Algérie. La citoyenneté impossible ? Essai de Mohamed Mebtoul. Koukou Editions, Alger/Cheraga,
2018, 800 dinars, 216 pages
Un fil conducteur central, en partant des
pratiques sociales des individus : la difficulté d’être citoyen en
Algérie.
Jusqu’ici, en Algérie, on croit, encore, en
haut lieu et ailleurs, que l’ on naît citoyen......
alors qu’on le devient. La citoyenneté est une construction socio-politique.
Elle est de l’ordre d’un « contrat » reconnu et respecté par les diférents pouvoirs à l’égard de la population .
Et, selon moi, aussi, par ceux-là mêmes qui sont et se sentent et se
disent « citoyens ». Donc,
pour suivre l’auteur, loin d’être une notion abstraite et spéculative, la
citoyenneté se donne à lire à partir de situations précises déployées par le citoyen.C’est ce que fait l’auteur tout au long d’une
trentaine de chapitres distribués en cinq parties .
A travers différents pans de la société (sport, éducation, université,
recherche, hygiène publique, santé,
travail, argent, vie politique, jeunesse, harga, hogra.....) . En
référence aux multiples expériences sociales des différents acteurs sociaux, il
montre son absence, sa non-production, sa perversion (la citoyenneté) par les
différents pouvoirs.
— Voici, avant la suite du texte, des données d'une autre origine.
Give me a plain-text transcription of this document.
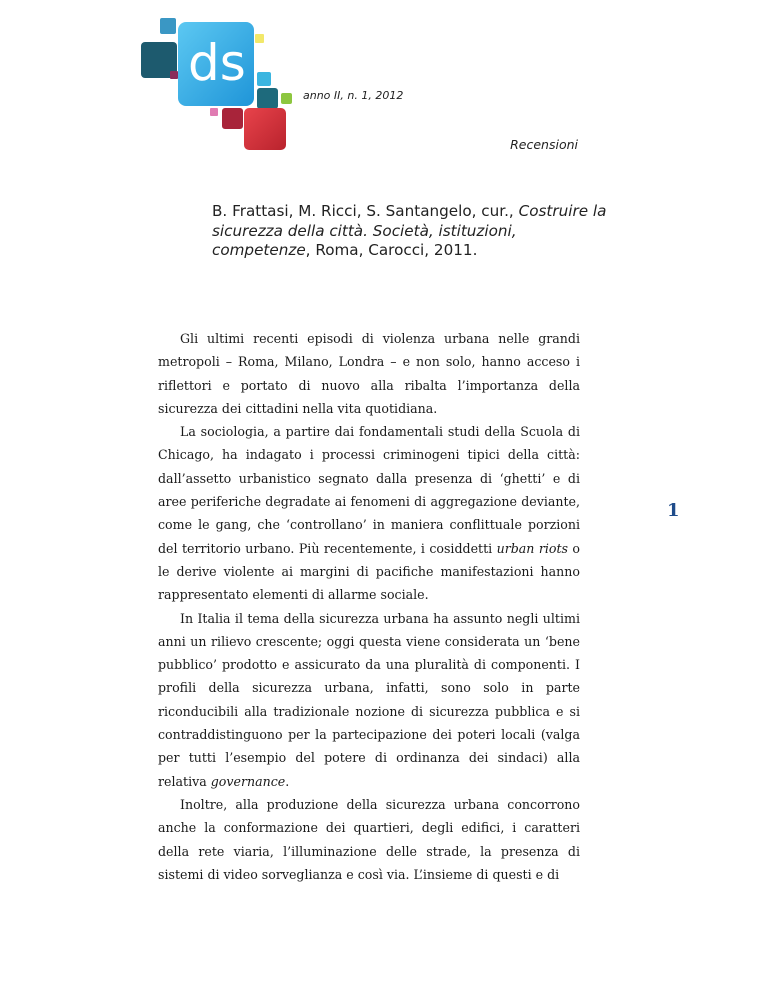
ds
anno II, n. 1, 2012
Recensioni
B. Frattasi, M. Ricci, S. Santangelo, cur., Costruire la sicurezza della città. Società, istituzioni, competenze, Roma, Carocci, 2011.

Gli ultimi recenti episodi di violenza urbana nelle grandi metropoli – Roma, Milano, Londra – e non solo, hanno acceso i riflettori e portato di nuovo alla ribalta l’importanza della sicurezza dei cittadini nella vita quotidiana.

La sociologia, a partire dai fondamentali studi della Scuola di Chicago, ha indagato i processi criminogeni tipici della città: dall’assetto urbanistico segnato dalla presenza di ‘ghetti’ e di aree periferiche degradate ai fenomeni di aggregazione deviante, come le gang, che ‘controllano’ in maniera conflittuale porzioni del territorio urbano. Più recentemente, i cosiddetti urban riots o le derive violente ai margini di pacifiche manifestazioni hanno rappresentato elementi di allarme sociale.

In Italia il tema della sicurezza urbana ha assunto negli ultimi anni un rilievo crescente; oggi questa viene considerata un ‘bene pubblico’ prodotto e assicurato da una pluralità di componenti. I profili della sicurezza urbana, infatti, sono solo in parte riconducibili alla tradizionale nozione di sicurezza pubblica e si contraddistinguono per la partecipazione dei poteri locali (valga per tutti l’esempio del potere di ordinanza dei sindaci) alla relativa governance.

Inoltre, alla produzione della sicurezza urbana concorrono anche la conformazione dei quartieri, degli edifici, i caratteri della rete viaria, l’illuminazione delle strade, la presenza di sistemi di video sorveglianza e così via. L’insieme di questi e di

1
Pourquoi ? Car, normalisée dans un système socio-politique producteur de satu-quo :
« Celui-ci reproduit à l’identique un populisme simplificateur et uniforme
qui opère par déni du réel, faisant peu cas de la complexité et de la diversité
de la société » . Un système (au sein duquel le
pouvoir va privilégier, depuis 1962, de façon récurrente, la violence politique
comme mode d’appropriation de l’Etat......et où le « père » est
institué et désigné par la force)
orphelin de toute « épaisseur » intellectuelle et politique
prônant un égalitarisme de facade ; des acteurs politiques évoquant sans cesse
« le peuple », lui promettant le bonheur, mais sans lui demander son avis.Réactions : « La société n’étant pas une
cruche vide ou une machine sociale qu’il importe de remplir de connaissances et
d’attitudes, les personnes contournent
en permanence les règles prescrites par les pouvoirs, sachant pertinemment
qu’elles ne sont pas respectées par ceux –là même qui les ont produits .
Elles élaborent leurs propres normes pratiques, en se retirant du jeu politique
officiel, privilégiant l’indifférence ou l’indocilité » (A. Mbembe, 1998). Résultat des courses (sic !) : une
citoyenneté en « creux » qui n’accède pas à la reconnaisance
sociale et politique de la personne,un
statu quo favorisant la société du
« ventre », antithèse de la citoyenneté. Déprimant, non !
L’Auteur : Fondateur de l’anthropologie de la santé en Algérie. Professeur
de sociologie à l’Université Oran 2. Chercheur associé au G.r.a.s
(Unité de recherche en Sciences sociales et santé)
Extraits : « En
réfutant ,depuis 1962, toute légitimité populaire qui
suppose la reconnaissance et le respect de l’Autre, et donc du citoyen, le
pouvoir va privilégier de façon récurrente la violence politique comme mode
d’appropriation de l’Etat. En effet, le « père » est institué et
désigné par la force, la rhétorique populiste et la mise en scène électorale.
Ce processus politique lui permet d’accéder au statut de responsable de la
Nation » (p 13) , «Les régimes arabes ont « réussi » le seul
pari, celui de construire dans l’opacité et le secret une élite politique à sens
unique, composée de cercles sociaux strictement dépendants du zaïm » (p 31), « Ce ne sont pas les personnes qui
sont dépolitisées ou « inconscientes » du fait politique , mais
plutôt la pratique politique actuelle en total déphasage avec la société qui
semble exiger plus de transparence, de justice et d’exemplarité de la part des
responsables politiques, produits d’appareils fermés sur eux-mêmes , sans
enracinement et proximité avec les populations » (p 39).
Avis : Une
analyse sans complaisance (assez
engagée ?) du système politique algérien et de la société. A (très bien)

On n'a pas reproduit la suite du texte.